Winding the threads together (Sir John Daniel)


Winding the threads together (Sir John Daniel)

Sir John Daniel, President and Chief Executive Officer

I confess that I have neglected the COL Blog disgracefully for months because of the pressures of directing our COL-UNESCO project Fostering Governmental Support for Open Educational Resources Internationally. I am sorry for that but will try to atone for it by sharing some reflections on my last day as President of COL, which is also my last day in continuous full-time employment that has lasted for 43 years since I joined the faculty of Ecole Polytechnique, Université de Montréal, on June 1, 1969.

Thanks to an invitation from Alan Davis, President of the Canadian Society for the Study of Higher Education (CSSHE) I gave an address on Education for Democracy to a joint session of CSSHE and the Canadian learned societies for the study of education and adult education in Waterloo earlier this week. The combination of the topic and the audience allowed me to make it a valedictory lecture in which I reflected on four decades of work.

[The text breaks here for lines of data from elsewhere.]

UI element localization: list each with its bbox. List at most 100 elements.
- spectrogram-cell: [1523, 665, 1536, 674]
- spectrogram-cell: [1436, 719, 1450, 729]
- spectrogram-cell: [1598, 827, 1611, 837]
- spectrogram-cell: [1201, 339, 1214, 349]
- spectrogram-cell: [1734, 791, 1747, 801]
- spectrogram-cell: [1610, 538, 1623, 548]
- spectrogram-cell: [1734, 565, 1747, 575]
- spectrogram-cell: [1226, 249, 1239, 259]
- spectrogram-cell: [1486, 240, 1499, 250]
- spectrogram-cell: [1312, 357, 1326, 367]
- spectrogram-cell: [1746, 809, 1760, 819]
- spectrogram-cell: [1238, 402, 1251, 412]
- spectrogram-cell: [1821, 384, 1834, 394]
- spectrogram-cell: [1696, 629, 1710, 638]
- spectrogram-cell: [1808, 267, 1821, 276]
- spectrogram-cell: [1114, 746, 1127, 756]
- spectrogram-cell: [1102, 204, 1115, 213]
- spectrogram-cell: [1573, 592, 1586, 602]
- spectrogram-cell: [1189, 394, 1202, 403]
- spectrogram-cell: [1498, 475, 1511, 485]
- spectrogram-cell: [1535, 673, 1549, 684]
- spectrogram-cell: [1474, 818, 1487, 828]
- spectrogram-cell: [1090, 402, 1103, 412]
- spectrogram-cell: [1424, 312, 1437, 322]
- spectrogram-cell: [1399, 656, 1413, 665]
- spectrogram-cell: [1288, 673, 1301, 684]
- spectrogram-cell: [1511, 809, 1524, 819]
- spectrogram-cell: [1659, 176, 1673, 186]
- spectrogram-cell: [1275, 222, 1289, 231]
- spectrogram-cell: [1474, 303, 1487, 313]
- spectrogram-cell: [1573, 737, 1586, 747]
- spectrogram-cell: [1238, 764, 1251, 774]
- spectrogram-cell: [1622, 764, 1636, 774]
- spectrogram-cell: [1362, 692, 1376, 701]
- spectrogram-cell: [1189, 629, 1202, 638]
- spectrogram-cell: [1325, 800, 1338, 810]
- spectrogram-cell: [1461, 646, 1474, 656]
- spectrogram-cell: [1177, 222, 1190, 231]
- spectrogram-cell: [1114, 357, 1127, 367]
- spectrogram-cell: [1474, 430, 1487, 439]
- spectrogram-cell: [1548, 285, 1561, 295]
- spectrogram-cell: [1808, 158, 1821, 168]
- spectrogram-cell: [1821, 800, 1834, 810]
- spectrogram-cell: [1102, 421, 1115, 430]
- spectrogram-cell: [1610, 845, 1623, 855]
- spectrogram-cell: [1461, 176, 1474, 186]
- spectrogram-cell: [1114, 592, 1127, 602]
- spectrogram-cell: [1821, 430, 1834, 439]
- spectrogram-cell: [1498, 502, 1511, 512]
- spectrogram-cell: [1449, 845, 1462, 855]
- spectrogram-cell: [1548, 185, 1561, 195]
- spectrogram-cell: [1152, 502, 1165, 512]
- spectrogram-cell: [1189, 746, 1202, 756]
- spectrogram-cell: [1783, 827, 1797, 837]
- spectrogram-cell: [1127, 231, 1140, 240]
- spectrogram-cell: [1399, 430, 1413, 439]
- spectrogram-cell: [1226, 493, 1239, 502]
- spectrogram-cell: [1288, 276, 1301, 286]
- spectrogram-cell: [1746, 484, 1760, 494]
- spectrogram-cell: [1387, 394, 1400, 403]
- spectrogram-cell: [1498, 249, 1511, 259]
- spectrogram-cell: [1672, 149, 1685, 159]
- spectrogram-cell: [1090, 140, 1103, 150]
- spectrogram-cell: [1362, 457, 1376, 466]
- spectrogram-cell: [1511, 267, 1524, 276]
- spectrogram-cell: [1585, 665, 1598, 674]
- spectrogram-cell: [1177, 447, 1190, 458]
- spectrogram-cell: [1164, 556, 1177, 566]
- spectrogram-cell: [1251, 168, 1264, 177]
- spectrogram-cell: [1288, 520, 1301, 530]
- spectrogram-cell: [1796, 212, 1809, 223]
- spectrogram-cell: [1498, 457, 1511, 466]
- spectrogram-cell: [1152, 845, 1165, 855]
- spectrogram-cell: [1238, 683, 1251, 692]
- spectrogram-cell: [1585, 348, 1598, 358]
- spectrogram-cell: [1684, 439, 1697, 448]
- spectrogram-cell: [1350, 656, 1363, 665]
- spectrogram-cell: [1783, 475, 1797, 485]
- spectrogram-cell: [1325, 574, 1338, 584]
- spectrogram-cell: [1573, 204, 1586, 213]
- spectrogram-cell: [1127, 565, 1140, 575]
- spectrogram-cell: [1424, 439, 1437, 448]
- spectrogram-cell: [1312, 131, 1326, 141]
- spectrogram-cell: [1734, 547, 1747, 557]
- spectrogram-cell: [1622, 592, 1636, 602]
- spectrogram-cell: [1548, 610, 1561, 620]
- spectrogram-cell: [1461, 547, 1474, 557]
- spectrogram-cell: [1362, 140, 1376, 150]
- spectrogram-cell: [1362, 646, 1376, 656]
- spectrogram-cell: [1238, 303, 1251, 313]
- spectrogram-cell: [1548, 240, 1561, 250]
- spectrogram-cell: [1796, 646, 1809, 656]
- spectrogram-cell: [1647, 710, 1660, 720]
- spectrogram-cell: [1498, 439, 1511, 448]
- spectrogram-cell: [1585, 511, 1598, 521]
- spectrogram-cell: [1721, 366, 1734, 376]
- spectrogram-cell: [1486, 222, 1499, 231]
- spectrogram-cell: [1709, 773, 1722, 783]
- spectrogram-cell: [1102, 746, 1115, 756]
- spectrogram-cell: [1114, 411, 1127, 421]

Ever since an internship at the infant UK Open University (UKOU) in 1972 (part of an MA in Educational Technology at Sir George Williams – Concordia that took me 25 years to complete!) I have devoted my career to opening up and education and making it better. Soon after that life-changing internship I joined Québec's Télé-université and progressed through Athabasca, Concordia, Laurentian and the UKOU before moving to UNESCO in 2001 and COL in 2004. This has given me the unusual privilege of opportunities to expand and improve education at all levels.

My university appointments focused on promoting distance education and part-time studies, whereas at UNESCO I was charged with coordinating the global campaign for Universal Primary Education (UPE). Finally, at COL I have tried to help address the challenge of the fast-rising demand for secondary schooling created by the considerable success of the efforts at achieving UPE. Small though it is, I am proud that COL is now leading the international promotion of open schooling. This is an essential element of the response to the secondary surge if it is not become a tsunami of uneducated, unemployed and disaffected young people that could destroy the societies in its path. I reflect on our efforts at expansion and improvement at all three levels in the Education for Democracy speech.

My eight years at COL have been a wonderful conclusion to my full-time employment because the work has woven together perfectly the three strands of my career: distance learning; institutional leadership and international development. In all my previous jobs one of these three strands predominated but here at COL I have been able to be active in all of them in a well-balanced way. I have also had the privilege of working with a truly excellent set of colleagues. Our international Education Specialists travel the world from Vancouver and New Delhi doing work that requires tremendous skill, blending as it does high-level policy with grassroots interventions. Meanwhile our dedicated local staff keep the home fires burning by providing outstanding support and back-up to our work in the field.

The progress that COL has made in recent years has been the result of a great collective effort but I must single out the contribution of Vice-President Dr. Asha Kanwar, who has conceived and implemented initiatives to give COL a much stronger country focus. Because our work is now much better mapped on to the priorities of each Commonwealth country, many more of them are now supporting COL with voluntary contributions.

I am therefore delighted that Asha, who was appointed President of COL after a global search, will take over the reins tomorrow. COL will go from strength to strength under her leadership and I offer my very best wishes to her and to all my colleagues.